Journée mon­diale de la méno­pause : nos recos pour s'informer sans tabou

En cette Journée mondiale de la ménopause, Causette vous propose une série de conseils culturels fraîchement sortis sur le sujet. Un essai, un docu et une BD qui visent à changer le regard sur cette étape de la vie dont personne ne veut entendre parler.

Le documentaire, Ménopositive, d'Anne Cutaïa

La ménopause, c’est un peu comme les règles. C’est tabou. Pour cesser d’en faire un gros mot ou, pire, de faire comme si ça n’existait pas – alors que ça concerne tout de même 13 à 14 millions de Françaises ! –, Anne Cutaïa s’est attaquée au sujet, dans le documentaire, Ménopositive, diffusé ce mercredi 18 octobre à 22 h 55 sur Téva. Un projet dont les origines sont d’ailleurs personnelles. À l’âge de 43 ans, la réalisatrice est prise d’un doute : sa ménopause aurait-elle commencé ? Elle, qui a été parfaitement briefée par les femmes de sa famille sur la puberté, la sexualité et la maternité, est bien forcée de le reconnaître : elle ne sait rien sur l’arrêt définitif des règles.
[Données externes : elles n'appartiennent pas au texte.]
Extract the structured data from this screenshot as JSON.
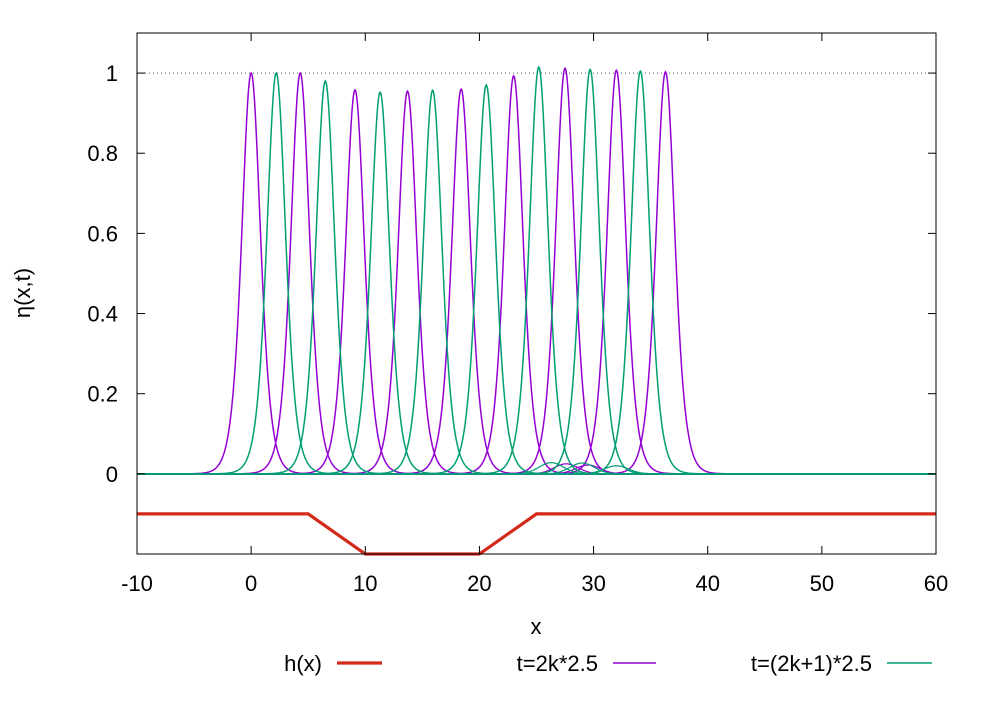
{
  "chart_data": {
    "type": "line",
    "title": "",
    "xlabel": "x",
    "ylabel": "η(x,t)",
    "xlim": [
      -10,
      60
    ],
    "ylim": [
      -0.2,
      1.1
    ],
    "x_ticks": [
      -10,
      0,
      10,
      20,
      30,
      40,
      50,
      60
    ],
    "y_ticks": [
      0,
      0.2,
      0.4,
      0.6,
      0.8,
      1
    ],
    "reference_line": {
      "y": 1,
      "style": "dotted"
    },
    "legend_position": "bottom",
    "grid": false,
    "series": [
      {
        "name": "h(x)",
        "color": "#d42a1a",
        "x": [
          -10,
          5,
          10,
          20,
          25,
          60
        ],
        "y": [
          -0.1,
          -0.1,
          -0.2,
          -0.2,
          -0.1,
          -0.1
        ]
      },
      {
        "name": "t=2k*2.5",
        "color": "#9400d3",
        "pulses": {
          "centers": [
            0,
            4.3,
            9.1,
            13.7,
            18.4,
            23.0,
            27.5,
            32.0,
            36.3
          ],
          "peaks": [
            1.0,
            1.0,
            0.958,
            0.955,
            0.96,
            0.993,
            1.012,
            1.007,
            1.003
          ],
          "width": 1.1
        },
        "ripples": {
          "centers": [
            27.6,
            29.5
          ],
          "amps": [
            0.025,
            0.022
          ],
          "width": 1.5
        }
      },
      {
        "name": "t=(2k+1)*2.5",
        "color": "#009e73",
        "pulses": {
          "centers": [
            2.2,
            6.5,
            11.3,
            15.9,
            20.6,
            25.2,
            29.7,
            34.1
          ],
          "peaks": [
            1.0,
            0.98,
            0.952,
            0.957,
            0.97,
            1.015,
            1.009,
            1.005
          ],
          "width": 1.1
        },
        "ripples": {
          "centers": [
            26.3,
            29.0,
            32.0
          ],
          "amps": [
            0.028,
            0.027,
            0.02
          ],
          "width": 1.5
        }
      }
    ]
  }
}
Autour d’elle, les mêmes interrogations et incompréhensions. Bouffées de chaleur, désir en berne, symptômes dépressifs, prise de poids, impression de ne pas se reconnaître… Dans sa bande de copines, quadra également, surnommée les “mères indignes”, Anne Cutaïa se rend compte que l’inconnu domine en matière de ménopause et, surtout, de préménopause. Et que toutes sont désemparées face à l’aventure qui les attend. “Je sens qu’il y a un truc qui se passe dans mon corps, mais je ne sais pas où je vais, lance l’une d’elles. On ne sait pas à quelle sauce on va être bouffées !” 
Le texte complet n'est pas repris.